Influenced by the DPP, the government has implemented a slew of restrictions, including delaying refugees' eligibility for permanent residence permits from three years to seven, restricting asylum conditions for conscientious objectors and persecuted homosexuals, and reducing welfare payments for new immigrants to make Denmark a less attractive destination

The Scandinavian country's immigration restrictions could tighten further after the DPP won two additional seats in Tuesday's election, boosting its parliamentary strength to

24.

"This is the immigration policy we will continue conducting... It works. We have no immediate plans of changing it," Rasmussen told reporters after declaring victory.

Increased racism

Campaign posters in CopenhagenImage: AP

This is bad news for Denmark's immigrant population, which is already complaining of increased racism and hostility towards "non-Danes." "The whole climate is more hostile due to the government and the DPP's anti-immigrant rhetoric. There's no doubt people say things today that they would have been criticized for 10 years ago," Bibi Amina, a 26-year-old law student of Pakistani origin but born in Denmark, said after voting in one of Copenhagen's largest immigrant neighborhoods, Noerrebro.

Almost 5 percent of the 5.4 million people in Denmark are immigrants. The figure reaches eight percent if those who have acquired Danish citizenship are included.

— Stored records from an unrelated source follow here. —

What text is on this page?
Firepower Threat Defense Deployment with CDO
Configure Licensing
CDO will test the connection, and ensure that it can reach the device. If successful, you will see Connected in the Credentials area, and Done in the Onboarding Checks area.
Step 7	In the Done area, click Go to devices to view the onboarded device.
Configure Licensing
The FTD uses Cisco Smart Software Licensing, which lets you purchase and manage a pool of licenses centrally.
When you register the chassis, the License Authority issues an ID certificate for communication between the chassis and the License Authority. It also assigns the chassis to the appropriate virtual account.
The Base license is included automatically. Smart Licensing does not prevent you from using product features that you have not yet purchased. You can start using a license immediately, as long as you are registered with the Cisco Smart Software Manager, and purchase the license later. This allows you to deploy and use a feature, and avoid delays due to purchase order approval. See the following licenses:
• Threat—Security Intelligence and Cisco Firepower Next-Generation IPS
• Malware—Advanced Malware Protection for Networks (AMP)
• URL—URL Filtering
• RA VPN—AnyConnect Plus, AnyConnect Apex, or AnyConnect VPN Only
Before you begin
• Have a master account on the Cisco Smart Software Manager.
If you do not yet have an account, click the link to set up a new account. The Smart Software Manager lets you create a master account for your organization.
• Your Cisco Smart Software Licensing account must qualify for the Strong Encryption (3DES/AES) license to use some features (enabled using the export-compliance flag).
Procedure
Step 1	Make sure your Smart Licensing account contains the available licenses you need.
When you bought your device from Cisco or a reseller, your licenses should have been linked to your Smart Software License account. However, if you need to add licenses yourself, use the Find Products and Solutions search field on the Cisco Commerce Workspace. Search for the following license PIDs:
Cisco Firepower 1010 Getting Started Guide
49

One issue largely absent from the campaign was the government's controversial decision to participate in the US-led Iraq war, something a clear majority of Danes are opposed to. "The leftist parties... tried to bring this issue center stage in the campaign... but the media didn't follow," political scientist Hans Joergen Nielsen said.

After polling stations closed on Tuesday, voting authorities estimated that 84.4 percent of Denmark's approximately 4 million eligible voters had cast their ballot, down from the 87.1 percent who voted in the last general elections in 2001 elections.